Now that we have a better view of the inference phase data characteristics, we can start searching Github for relevant snippets. It’s important to remember that a realistic dataset will include different subpopulations with varied degree of label relevance; some may have high False Positive rate while others may be total True Positives. For our example (finding PII) it makes sense to divide the world into three main parts –

• High standards; repos with almost zero likelihood to include a PII. Relevant examples could be documentation or big companies (like S&P top 50) repositories. Looking into Facebook (public) repositories as example, we can assume super low likelihood to find a PII.
• Med standards; repos with some likelihood to include a PII. Relevant examples could be small size open sources or small size organisations repositories (where mistakes are more likely to happen).
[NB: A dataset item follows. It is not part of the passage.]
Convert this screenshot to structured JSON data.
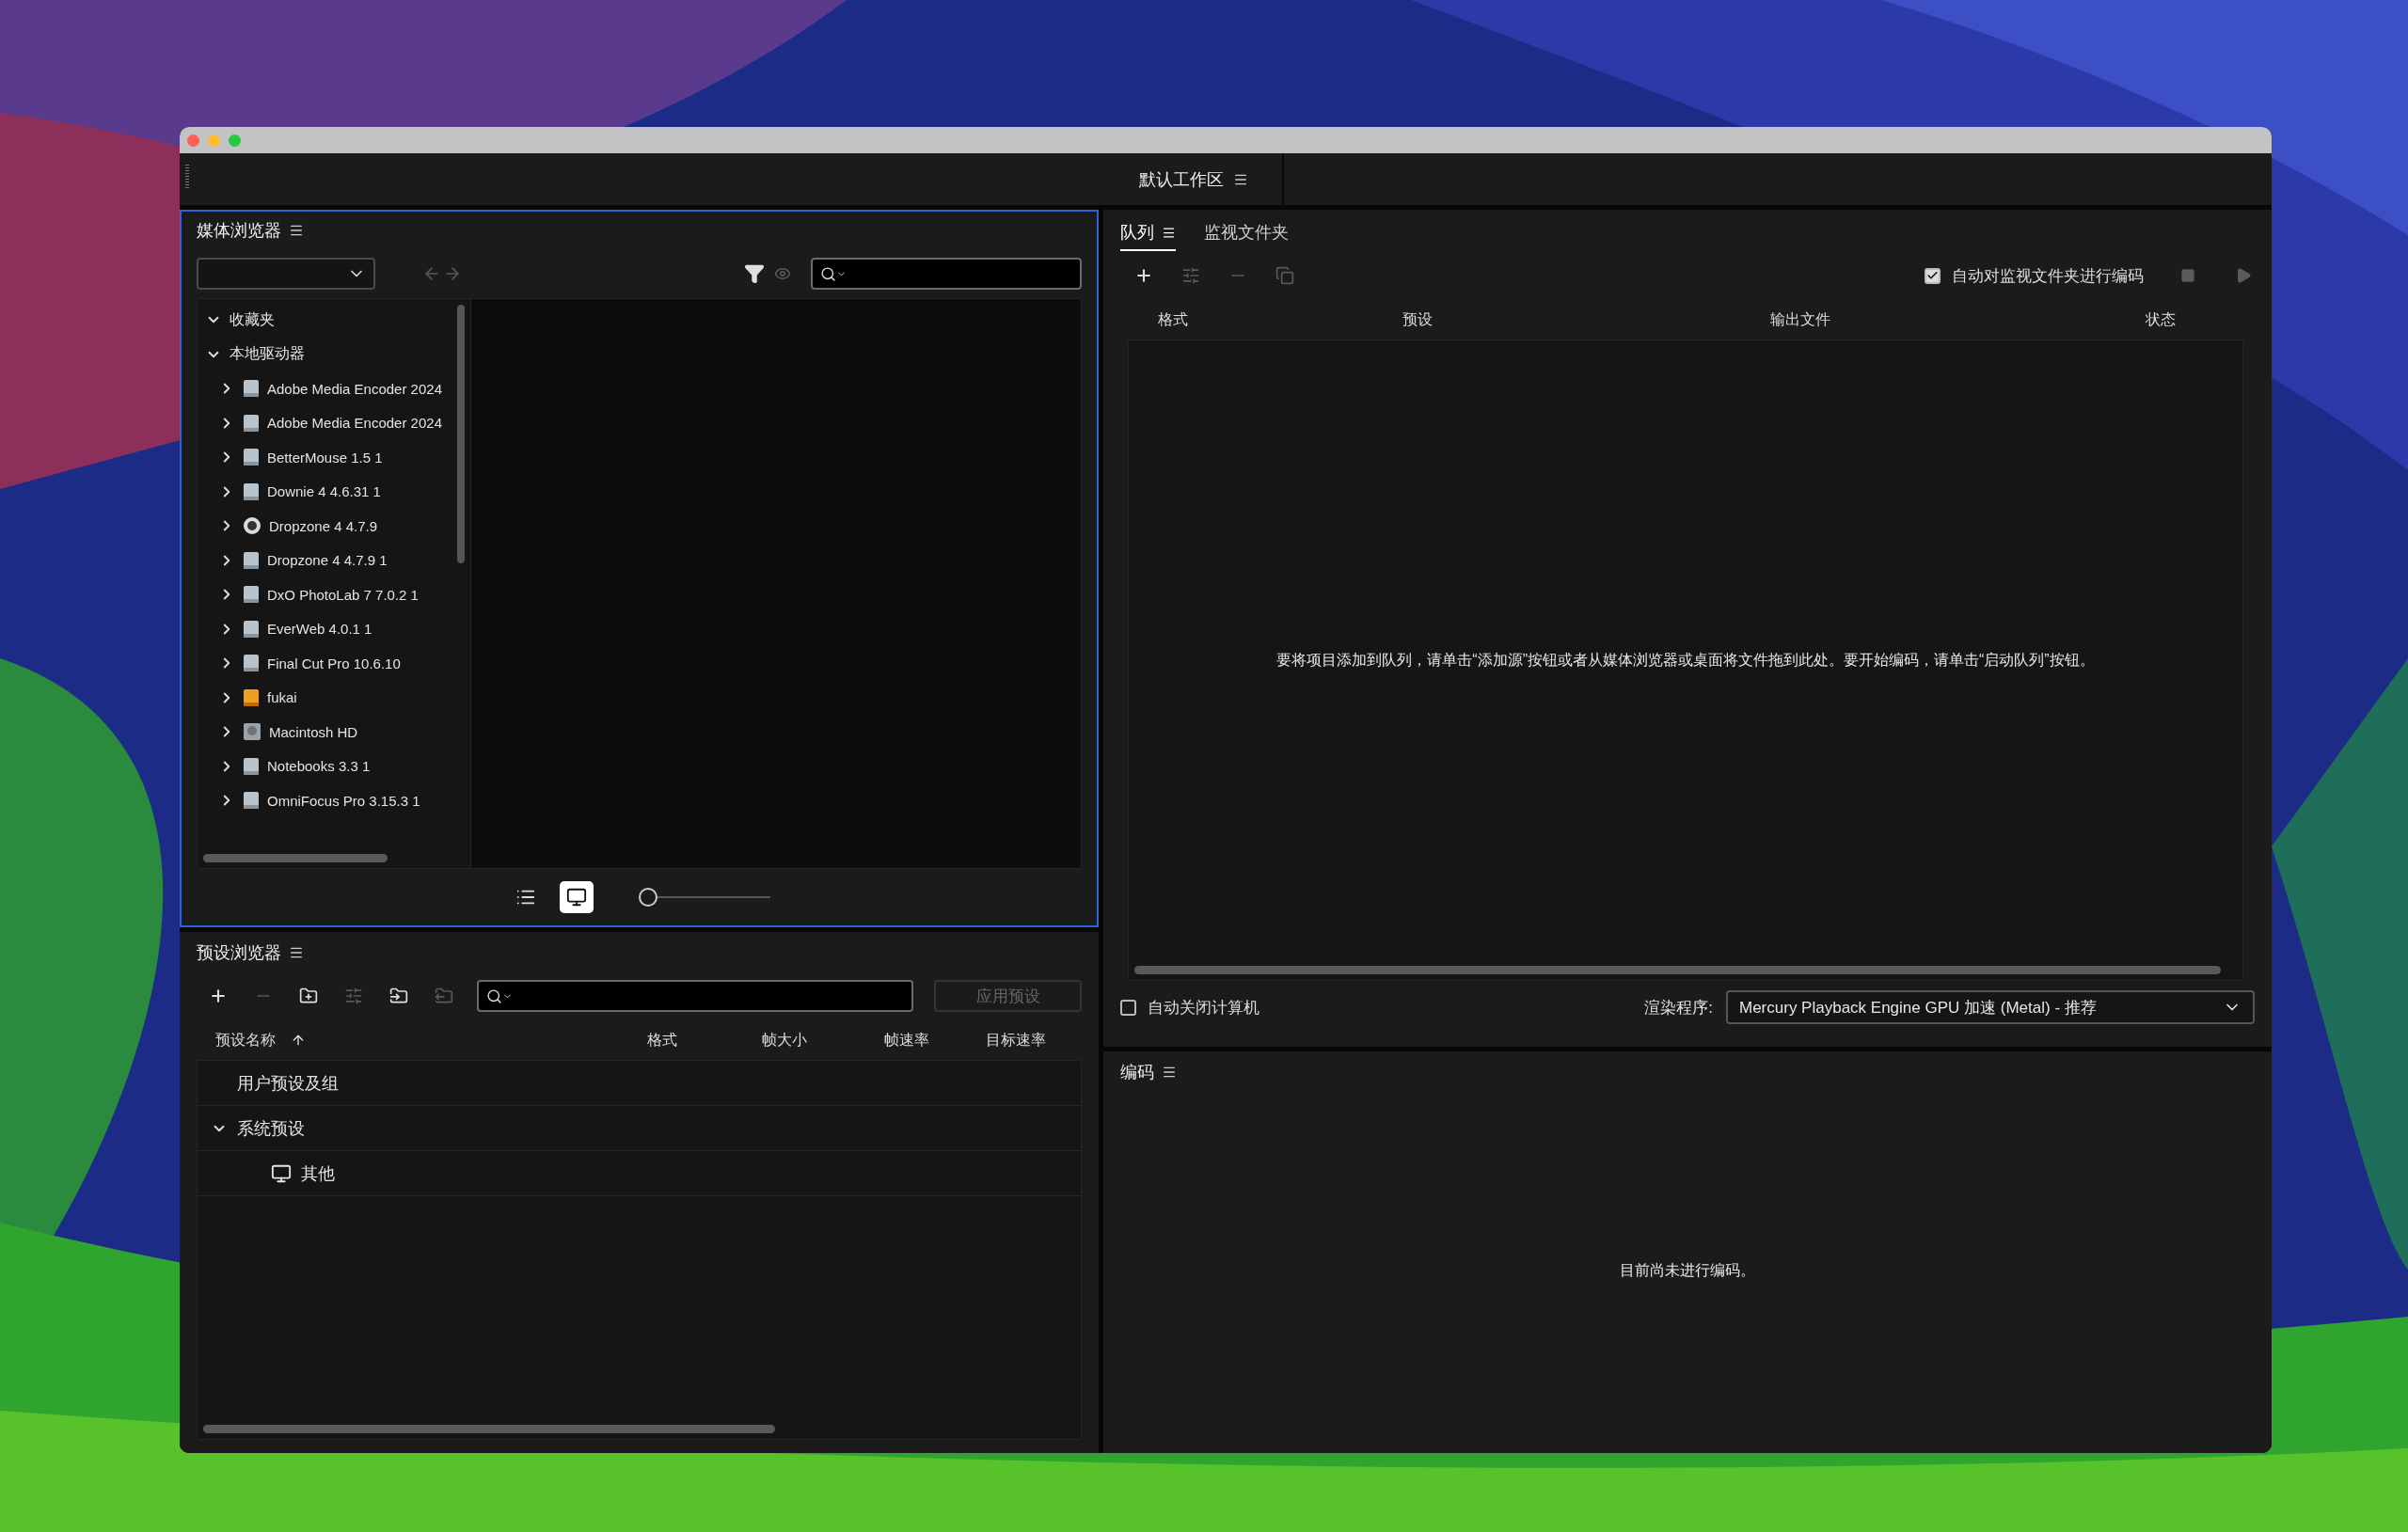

Both can be targeted by looking into Github accounts meta fields like number of committers or the general repositories count.
• Low standards; repos with high likelihood to include a PII. Relevant examples could be (public) repositories of private users which include relevant terms within them (like ‘credit card =’. Can be assumed to have higher likelihood to find a PII).

The good news is that all the mentioned examples can be targeted using Github search APIs, enabling us to actively (synthetically) generate a population that will better resemble our target (inference, private) populations. Towards better performance at the inference phase.

Now that we manage to generate an inference like population, it’s important to verify that it truly answers our needs. The main challenge will be how to decide each subpopulation rate in our synthetic made dataset. Commonly it can take a few iterations to generate a dataset with characteristics similar enough to the projected inference phase ones. The meanwhile solution is to keep monitoring the performance per sub population (per generated dataset sub population and in our internal repositories). Make sure the predicted behaviour truly holds (like in our example, that the high standards sub-population shouldn’t include almost any PII, otherwise there is an issue with the targeting mechanism). This is why it’s also important to collect feedback from your users, to verify that important sub populations weren’t missed. Keep re-training with new, false positives examples. Towards generating a fully tuned dataset that could enable beating any, tones of data, based model.